Big Data Storage Requires Planning and Policy
Whether planning Big Data storage for speed or capacity, colleges and universities often face a data management challenge. Pennsylvania's Lehigh University recently undertook a strategic storage initiative to better understand its customers' needs and the state of its existing storage infrastructure.
"We used storage as a vehicle for understanding Big Data and assessing our agility to anticipate customers' needs and support new technologies," says James Young, director for administration and planning in Lehigh's Library and Technology Services department. The project's success was due to collaboration across organizational boundaries, Young says, and resulted in a cultural shift toward a new centralized storage system — one to handle IT, client services, libraries and research.
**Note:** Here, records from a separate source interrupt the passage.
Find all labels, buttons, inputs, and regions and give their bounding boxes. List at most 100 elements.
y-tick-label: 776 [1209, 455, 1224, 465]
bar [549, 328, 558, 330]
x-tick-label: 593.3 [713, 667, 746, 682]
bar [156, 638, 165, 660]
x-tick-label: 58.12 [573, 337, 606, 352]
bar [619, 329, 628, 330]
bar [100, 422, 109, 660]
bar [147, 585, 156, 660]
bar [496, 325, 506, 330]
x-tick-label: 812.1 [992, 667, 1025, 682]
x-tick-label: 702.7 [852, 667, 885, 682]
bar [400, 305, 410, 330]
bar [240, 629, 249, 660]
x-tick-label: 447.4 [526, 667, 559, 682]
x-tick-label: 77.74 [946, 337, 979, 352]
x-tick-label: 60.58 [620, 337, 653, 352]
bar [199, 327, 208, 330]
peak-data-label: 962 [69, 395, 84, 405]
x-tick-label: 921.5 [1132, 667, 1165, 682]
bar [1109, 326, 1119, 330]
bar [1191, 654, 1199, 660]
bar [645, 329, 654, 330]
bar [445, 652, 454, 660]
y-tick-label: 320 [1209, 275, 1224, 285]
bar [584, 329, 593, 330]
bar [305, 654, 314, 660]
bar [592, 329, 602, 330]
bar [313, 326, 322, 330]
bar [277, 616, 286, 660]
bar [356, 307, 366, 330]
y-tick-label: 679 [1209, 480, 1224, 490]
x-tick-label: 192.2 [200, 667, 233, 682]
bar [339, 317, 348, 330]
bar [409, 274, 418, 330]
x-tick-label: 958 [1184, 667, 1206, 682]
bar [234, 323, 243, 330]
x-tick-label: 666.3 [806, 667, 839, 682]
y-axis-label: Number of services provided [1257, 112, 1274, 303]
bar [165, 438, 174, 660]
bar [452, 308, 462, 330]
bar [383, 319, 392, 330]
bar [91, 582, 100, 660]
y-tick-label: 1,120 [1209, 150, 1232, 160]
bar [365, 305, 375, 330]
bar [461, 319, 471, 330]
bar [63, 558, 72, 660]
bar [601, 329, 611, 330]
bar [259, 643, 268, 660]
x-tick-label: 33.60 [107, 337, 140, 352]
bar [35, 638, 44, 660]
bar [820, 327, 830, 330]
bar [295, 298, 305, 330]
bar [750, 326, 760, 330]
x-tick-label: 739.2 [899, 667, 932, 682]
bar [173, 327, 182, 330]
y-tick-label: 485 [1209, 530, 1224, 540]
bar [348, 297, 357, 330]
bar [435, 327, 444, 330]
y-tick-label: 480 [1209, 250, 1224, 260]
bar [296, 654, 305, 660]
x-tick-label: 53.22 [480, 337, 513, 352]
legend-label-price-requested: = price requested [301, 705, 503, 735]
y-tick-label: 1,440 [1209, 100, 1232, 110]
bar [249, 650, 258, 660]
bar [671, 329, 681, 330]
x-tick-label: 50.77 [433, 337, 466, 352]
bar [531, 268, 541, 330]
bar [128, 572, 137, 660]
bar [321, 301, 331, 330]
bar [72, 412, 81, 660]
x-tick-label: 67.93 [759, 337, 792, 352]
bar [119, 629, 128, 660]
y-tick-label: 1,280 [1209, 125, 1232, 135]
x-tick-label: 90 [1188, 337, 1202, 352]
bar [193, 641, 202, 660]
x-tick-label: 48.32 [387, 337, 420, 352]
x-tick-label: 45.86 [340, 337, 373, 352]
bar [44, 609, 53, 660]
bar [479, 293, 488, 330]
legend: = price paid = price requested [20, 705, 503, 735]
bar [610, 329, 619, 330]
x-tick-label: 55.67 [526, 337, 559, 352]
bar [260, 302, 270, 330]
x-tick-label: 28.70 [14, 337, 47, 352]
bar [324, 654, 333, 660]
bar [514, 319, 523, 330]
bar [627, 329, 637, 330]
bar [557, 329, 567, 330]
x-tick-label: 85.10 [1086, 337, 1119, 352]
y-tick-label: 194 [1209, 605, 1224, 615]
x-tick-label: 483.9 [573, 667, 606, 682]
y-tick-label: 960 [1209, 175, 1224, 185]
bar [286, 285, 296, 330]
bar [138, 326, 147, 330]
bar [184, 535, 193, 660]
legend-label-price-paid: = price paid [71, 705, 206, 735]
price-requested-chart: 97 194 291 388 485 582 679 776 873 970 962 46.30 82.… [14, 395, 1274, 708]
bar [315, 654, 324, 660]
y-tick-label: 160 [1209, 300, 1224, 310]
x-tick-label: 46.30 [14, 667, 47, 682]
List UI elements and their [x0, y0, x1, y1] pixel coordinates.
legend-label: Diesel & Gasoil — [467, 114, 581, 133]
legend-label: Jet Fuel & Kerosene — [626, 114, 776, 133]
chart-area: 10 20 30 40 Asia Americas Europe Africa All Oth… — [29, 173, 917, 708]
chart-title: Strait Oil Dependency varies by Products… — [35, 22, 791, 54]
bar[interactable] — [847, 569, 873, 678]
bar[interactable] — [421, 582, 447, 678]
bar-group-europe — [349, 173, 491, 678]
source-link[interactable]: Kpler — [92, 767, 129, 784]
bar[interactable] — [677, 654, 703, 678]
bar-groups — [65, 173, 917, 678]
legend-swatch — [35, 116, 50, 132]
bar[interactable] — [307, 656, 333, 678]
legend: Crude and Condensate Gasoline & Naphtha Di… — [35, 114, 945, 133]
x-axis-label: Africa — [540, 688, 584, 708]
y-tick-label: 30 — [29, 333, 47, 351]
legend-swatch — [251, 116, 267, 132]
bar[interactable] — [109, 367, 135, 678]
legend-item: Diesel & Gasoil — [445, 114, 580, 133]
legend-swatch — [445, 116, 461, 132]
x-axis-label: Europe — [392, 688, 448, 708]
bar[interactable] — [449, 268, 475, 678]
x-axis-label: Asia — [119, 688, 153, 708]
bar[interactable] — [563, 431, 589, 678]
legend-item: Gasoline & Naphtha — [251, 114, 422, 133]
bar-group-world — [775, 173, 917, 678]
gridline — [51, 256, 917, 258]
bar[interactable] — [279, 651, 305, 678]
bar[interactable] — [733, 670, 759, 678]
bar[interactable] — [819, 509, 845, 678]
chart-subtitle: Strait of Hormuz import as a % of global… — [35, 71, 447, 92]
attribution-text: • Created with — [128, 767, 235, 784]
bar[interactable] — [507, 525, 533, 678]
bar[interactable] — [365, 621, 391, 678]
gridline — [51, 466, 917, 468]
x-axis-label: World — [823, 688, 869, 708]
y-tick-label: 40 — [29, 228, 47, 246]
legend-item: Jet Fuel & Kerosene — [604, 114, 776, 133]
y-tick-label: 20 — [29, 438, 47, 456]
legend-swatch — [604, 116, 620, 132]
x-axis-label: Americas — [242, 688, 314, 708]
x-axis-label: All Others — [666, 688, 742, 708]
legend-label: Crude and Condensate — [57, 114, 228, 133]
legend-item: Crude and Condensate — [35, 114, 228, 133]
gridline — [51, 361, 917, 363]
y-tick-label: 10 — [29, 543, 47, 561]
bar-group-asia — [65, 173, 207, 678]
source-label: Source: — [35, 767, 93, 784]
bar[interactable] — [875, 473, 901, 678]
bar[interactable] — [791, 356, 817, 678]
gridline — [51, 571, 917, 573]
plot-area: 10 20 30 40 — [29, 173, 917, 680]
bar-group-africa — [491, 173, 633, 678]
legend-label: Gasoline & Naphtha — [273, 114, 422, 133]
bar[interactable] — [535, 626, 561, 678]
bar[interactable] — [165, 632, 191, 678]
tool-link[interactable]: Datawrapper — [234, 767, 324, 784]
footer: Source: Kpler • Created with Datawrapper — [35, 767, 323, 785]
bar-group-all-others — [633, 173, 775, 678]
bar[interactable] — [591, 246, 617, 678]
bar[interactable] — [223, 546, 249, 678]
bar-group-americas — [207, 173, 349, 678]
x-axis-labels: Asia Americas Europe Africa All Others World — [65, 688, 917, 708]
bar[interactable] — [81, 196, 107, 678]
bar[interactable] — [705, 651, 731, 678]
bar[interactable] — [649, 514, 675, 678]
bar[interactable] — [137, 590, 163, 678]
"We've got multiple silos of data all over campus," says Michael Chupa, manager of research computing at Lehigh. "Until now, there hasn't been an institutional focus on data policy standards. If we can centralize data, we can maintain oversight and drive our customers toward something we can support and scale up."
In doing so, Lehigh expects to deliver better service, with fewer data access interruptions or incidents of lost data.
The shift will take time. The central data store is roughly 100TB, and Chupa says there are potential customers on campus who already store a significant chunk of that capacity in their labs. He estimates 2.5 times more storage will be needed to "sweep up" the university's existing silos.
"We need to be able to deliver supported storage at a competitive price and offer incentives for researchers to join the central pool, which will help drive down costs" Chupa says. "We're hoping for policy backup explaining that we now have this scalable storage platform, and people should be using it."